A common argument made on the pro-abortion side is that many non-aborted kids would face a hard life filled with pain and suffering, and thus the merciful thing to do is to prevent them from existing at all.
To be clear when I refer to someone as “pro-abortion” I mean specifically someone who believes abortion should not only be legal but also that it is morally acceptable.
What’s interesting is that if, as a Christian, you get into a debate with a particular kind of secularist, and dig deep enough, you often find that the secular person is deeply disturbed by the existence of even the mere concept of suffering. They will use this as part of their rationale for disbelief in God. “If God creates a world where imperfection and suffering will occur then he cannot be perfect”. This particular kind of secularist will then take a variation of the position that it would have been more righteous of God to not create anything at all than to create a world in which he knows suffering and pain will occur.

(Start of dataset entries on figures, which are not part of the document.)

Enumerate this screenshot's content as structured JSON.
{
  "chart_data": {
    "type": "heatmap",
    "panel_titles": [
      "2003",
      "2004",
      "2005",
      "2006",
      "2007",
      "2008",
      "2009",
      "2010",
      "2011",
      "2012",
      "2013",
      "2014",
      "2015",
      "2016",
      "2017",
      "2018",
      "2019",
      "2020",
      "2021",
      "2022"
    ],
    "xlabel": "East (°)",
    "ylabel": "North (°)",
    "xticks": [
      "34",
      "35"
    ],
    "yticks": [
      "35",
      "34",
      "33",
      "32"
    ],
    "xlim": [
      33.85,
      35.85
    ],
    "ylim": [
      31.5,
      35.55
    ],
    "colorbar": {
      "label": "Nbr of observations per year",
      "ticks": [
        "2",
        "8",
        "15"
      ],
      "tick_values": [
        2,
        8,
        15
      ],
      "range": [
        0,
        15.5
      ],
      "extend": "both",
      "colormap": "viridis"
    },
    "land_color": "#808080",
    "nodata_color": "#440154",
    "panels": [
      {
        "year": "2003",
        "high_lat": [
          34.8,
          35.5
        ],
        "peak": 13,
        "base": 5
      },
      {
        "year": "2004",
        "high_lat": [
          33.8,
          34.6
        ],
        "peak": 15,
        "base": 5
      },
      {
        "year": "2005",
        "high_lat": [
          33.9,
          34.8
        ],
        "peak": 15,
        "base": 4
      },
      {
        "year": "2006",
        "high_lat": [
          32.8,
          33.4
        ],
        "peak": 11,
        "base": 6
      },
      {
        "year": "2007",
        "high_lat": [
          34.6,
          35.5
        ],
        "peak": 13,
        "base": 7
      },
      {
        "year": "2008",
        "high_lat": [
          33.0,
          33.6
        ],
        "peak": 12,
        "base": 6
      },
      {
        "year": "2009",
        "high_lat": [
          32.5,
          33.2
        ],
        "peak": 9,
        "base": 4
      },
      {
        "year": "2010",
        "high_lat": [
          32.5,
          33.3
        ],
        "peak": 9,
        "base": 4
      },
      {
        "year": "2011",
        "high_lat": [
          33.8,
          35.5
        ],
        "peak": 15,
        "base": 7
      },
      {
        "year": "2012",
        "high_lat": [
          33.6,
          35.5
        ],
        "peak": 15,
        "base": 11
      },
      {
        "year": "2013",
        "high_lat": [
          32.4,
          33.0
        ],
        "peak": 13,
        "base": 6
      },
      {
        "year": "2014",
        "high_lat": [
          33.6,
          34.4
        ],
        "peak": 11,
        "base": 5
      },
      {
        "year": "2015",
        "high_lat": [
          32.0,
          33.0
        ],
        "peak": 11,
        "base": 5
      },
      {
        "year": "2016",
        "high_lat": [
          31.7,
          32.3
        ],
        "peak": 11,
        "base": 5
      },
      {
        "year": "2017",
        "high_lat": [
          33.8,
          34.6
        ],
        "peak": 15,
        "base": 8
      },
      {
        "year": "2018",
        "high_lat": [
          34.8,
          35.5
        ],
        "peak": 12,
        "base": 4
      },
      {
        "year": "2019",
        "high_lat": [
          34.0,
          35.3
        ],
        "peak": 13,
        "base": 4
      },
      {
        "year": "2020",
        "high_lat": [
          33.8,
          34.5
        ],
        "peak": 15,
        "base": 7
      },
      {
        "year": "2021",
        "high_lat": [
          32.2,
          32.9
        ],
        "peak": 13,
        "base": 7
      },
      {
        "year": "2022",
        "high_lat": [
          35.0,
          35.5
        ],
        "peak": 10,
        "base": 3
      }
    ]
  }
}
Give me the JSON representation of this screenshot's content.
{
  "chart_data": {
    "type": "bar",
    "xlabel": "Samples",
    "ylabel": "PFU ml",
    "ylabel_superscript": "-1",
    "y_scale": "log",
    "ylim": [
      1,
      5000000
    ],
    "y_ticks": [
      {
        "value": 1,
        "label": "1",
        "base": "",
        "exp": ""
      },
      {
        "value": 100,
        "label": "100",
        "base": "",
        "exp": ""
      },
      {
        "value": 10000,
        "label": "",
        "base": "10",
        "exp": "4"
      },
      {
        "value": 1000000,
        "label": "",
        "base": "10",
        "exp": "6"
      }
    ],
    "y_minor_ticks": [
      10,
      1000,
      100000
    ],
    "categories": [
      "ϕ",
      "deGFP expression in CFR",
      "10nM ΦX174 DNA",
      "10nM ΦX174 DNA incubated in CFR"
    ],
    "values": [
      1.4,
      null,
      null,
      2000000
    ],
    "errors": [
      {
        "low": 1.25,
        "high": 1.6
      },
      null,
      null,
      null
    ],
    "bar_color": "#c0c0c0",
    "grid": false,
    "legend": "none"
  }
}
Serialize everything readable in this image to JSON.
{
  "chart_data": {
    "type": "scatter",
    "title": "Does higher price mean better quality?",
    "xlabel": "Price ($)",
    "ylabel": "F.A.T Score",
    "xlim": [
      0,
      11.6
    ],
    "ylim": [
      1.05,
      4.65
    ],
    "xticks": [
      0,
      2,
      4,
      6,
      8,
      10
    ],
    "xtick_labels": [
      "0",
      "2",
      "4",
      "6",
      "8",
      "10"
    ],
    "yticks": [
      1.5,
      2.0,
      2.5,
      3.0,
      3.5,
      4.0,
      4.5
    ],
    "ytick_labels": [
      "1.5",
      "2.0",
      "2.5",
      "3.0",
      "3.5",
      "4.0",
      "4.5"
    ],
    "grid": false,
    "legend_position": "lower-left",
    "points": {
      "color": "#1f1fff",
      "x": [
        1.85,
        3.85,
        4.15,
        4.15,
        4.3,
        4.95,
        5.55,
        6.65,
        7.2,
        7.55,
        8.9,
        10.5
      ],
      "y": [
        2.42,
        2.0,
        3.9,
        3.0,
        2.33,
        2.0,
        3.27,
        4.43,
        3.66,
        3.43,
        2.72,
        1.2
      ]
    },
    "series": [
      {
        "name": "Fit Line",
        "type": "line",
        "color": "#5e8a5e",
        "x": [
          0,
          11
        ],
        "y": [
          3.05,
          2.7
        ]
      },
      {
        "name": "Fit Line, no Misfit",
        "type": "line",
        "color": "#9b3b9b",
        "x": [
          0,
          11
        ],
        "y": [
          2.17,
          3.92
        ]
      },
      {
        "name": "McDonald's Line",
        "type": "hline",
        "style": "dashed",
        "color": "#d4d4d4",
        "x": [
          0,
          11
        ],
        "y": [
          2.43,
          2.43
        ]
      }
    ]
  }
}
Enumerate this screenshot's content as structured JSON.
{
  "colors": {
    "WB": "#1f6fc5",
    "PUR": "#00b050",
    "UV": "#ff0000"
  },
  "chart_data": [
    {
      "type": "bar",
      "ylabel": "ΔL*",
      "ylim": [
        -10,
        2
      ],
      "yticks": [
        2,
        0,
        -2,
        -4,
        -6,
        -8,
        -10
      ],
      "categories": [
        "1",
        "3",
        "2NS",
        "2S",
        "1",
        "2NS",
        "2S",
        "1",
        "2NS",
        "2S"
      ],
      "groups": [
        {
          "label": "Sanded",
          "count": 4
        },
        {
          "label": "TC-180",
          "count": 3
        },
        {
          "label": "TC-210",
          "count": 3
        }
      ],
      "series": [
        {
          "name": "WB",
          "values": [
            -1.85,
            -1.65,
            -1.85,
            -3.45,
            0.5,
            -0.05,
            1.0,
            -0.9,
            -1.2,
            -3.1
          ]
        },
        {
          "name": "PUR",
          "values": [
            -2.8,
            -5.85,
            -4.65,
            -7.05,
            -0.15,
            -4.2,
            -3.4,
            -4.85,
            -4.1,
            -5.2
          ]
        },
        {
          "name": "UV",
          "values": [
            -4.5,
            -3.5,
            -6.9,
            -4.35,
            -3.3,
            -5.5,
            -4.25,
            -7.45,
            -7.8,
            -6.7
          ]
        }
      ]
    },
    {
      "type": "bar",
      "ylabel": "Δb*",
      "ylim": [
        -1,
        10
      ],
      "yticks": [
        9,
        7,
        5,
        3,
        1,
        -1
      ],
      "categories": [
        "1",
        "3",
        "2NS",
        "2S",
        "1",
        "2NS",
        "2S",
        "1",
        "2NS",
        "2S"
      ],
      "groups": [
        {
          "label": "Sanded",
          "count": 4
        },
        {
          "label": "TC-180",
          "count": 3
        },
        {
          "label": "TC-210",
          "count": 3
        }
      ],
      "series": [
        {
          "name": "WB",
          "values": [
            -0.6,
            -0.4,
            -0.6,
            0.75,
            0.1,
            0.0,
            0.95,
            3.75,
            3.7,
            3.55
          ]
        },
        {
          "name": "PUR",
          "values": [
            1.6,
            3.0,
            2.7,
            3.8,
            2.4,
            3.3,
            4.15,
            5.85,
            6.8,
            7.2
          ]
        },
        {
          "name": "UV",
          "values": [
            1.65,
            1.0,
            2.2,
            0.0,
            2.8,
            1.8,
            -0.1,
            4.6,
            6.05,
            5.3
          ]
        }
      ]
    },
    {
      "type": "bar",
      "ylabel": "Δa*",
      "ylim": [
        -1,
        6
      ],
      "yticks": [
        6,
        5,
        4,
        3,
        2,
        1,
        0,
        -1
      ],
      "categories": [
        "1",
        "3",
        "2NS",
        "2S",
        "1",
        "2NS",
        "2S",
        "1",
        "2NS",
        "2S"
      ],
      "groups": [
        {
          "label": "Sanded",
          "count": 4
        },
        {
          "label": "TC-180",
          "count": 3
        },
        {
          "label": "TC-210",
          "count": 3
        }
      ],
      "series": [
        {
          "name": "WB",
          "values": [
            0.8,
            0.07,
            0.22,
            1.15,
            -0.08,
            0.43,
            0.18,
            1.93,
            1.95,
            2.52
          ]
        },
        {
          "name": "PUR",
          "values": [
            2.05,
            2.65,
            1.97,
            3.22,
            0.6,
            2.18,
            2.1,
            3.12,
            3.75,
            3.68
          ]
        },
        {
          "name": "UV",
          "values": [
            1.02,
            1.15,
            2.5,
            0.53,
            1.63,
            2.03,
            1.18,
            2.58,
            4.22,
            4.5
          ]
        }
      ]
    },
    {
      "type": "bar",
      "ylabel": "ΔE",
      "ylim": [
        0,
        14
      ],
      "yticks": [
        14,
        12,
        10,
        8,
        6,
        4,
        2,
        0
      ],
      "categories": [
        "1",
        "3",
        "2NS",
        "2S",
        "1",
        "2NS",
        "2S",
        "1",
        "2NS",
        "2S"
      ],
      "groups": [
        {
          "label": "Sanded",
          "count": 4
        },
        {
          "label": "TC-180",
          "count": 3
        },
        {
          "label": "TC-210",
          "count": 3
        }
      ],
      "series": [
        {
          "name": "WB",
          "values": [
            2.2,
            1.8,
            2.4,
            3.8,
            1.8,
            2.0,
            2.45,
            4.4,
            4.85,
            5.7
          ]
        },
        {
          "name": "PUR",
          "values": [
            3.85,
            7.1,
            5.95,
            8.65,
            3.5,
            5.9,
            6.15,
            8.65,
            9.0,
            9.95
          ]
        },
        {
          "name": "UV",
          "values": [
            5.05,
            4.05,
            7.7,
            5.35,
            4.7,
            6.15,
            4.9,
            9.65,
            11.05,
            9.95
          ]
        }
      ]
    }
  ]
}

The parallel between the pro-abortionist and the secularist here is clear: suffering is worse than non-existence. This is an underlying issue that creates a gap in the abortion debate that cannot be solved without addressing the issue. From a secular perspective, it’s not hard to see why suffering is viewed as the ultimate evil. From the secular point of view, there is no afterlife, this life is all we have.
Furthermore, there is no objective purpose or meaning for our lives. We must determine our own purpose and find our own meaning. The meaning that most secular people, and practically speaking even many religious people, settle on is self-happiness. It’s indisputable that in the short term, suffering is an obstacle to happiness, whether the suffering is a mere annoyance such as a delayed flight or a truly traumatizing circumstance like being a victim of rape. If you are suffering, it is difficult to be happy, and more than you are suffering, the more difficult it is. Thus we can see the argument that develops from these premises:
Premise 1: The meaning of life is individual happiness.
Premise 2: Suffering is incompatible with human happiness.
Conclusion: A life involving lots of suffering has no meaning.
The issue is that both premises are wrong. The test of a meaningful life is not merely a scale with one side consisting of happy moments and the other consisting of painful moments. The meaning of life is to serve God and live according to his will. The closest secular equivalent would be to ascertain what it means to be a good person and become one.
This type of person who accepts the “A life of suffering has no meaning” argument like pro-abortionists tend to do, fails to grasp the importance of enduring pain and suffering to achieve higher ends. They may understand that as a function of reality there maybe some suffering that occurs on the path to happiness, but to them this scenario is unjust.
While they are correct that suffering is in the short term an obstacle to happiness, they don’t seem to grasp that suffering can produce character development that is unlikely to occur by other means. As the apostle Paul tells us in Romans 5:3-4, “but we also glory in our sufferings, because we know that suffering produces perseverance; perseverance, character; and character, hope”. When approached with the right mindset, suffering and pain draw us closer to God and makes us better, stronger people.
These painful experiences often give wisdom that can be passed on to others to aid them through similar circumstances. To put this in perspective, how often in life do you see someone who has clearly faced no pain, struggle, or adversity, that you would actually consider a good person? I imagine most people would say basically never. Whereas the finest examples of humanity, tend to be those who have seen and/or endured terrible suffering and overcome it. Yet the pro-abortionist seems to view such developments as not the worth the risk.
Until pro-abortionists realize the folly of this view, they are likely to remain convinced that abortion is morally acceptable.